Read Committed (Postgres default) — re-reads latest committed values per statement. Open to non-repeatable reads, phantoms, write skew.
Repeatable Read — Postgres' snapshot isolation: one snapshot for the whole transaction; blocks non-repeatable reads and classical phantoms, not write skew.
Serializable — Serializable Snapshot Isolation (SSI). Behaves as if transactions ran one at a time; raises SQLSTATE 40001 on conflict and the app retries.

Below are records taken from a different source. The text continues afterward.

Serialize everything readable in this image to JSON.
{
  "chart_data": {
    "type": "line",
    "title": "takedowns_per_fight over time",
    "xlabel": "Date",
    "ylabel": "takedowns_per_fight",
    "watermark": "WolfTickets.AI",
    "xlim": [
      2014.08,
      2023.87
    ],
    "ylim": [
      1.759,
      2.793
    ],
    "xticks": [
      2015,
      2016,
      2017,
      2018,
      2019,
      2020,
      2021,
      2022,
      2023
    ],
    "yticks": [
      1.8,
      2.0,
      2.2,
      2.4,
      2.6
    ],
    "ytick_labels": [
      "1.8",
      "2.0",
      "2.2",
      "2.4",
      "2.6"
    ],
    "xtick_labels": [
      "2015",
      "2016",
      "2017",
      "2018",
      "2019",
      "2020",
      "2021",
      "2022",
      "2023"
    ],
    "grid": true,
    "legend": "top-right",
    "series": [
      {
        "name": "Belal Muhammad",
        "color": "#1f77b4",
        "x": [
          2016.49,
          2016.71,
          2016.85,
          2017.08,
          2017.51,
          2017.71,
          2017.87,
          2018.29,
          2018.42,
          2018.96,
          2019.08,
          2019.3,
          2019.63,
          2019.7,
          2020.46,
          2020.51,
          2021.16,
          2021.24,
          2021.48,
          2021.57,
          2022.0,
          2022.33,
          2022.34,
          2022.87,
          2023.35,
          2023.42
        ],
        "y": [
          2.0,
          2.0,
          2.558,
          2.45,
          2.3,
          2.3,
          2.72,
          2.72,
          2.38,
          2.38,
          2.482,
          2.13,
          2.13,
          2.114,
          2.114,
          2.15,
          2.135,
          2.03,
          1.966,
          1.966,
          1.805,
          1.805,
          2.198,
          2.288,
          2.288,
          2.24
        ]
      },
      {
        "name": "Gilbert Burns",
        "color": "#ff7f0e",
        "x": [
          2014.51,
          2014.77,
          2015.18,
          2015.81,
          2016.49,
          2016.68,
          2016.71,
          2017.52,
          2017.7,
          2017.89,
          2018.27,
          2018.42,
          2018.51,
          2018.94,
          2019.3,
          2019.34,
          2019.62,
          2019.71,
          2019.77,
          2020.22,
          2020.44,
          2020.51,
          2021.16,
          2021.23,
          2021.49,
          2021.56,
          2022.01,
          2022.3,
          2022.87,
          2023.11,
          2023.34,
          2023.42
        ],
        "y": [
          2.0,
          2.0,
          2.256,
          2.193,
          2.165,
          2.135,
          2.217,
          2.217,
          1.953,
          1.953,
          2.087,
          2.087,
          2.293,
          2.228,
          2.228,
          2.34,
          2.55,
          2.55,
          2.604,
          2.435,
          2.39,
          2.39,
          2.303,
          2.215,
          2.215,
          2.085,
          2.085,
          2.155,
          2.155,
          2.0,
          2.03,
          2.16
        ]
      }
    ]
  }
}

Wrong default: assuming Read Committed is enough because you're "using transactions". For multi-row invariants, use SELECT ... FOR UPDATE or Serializable.

Write skew, the one anomaly nobody mentions in interviews.

Classic example: a hospital must always have at least one on-call doctor. Two doctors are on call. Each opens a transaction, queries SELECT count(*) FROM doctors WHERE on_call = true (gets 2), thinks "OK to go off-call, there's still one left", and updates their own row to on_call = false. Both commit. Now zero doctors are on call.

Neither transaction modified the row the other read. No row-level lock conflict. Read Committed and Repeatable Read both let this through. Only Serializable catches it (or SELECT ... FOR UPDATE on the read).

The fixture has two `accounts` rows with `balance_cents = 100000` each. Write a query that returns each account with a flag `safe_to_debit` set to `true` only if the *transferring out* of $50,000 (50000 cents) would leave the balance non-negative — but the constraint is *both accounts together* must keep at least $50,000 in total. Output: `account_id`, `balance_cents`, `safe_to_debit`, ordered by `account_id`.

Takeaway: transactions don't automatically prevent every concurrent-write bug. Read Committed is fast and safe for single-row operations. Multi-row invariants need either Serializable (handles 40001 retries) or explicit FOR UPDATE locks. Write skew is the anomaly that gets through Repeatable Read; know it exists.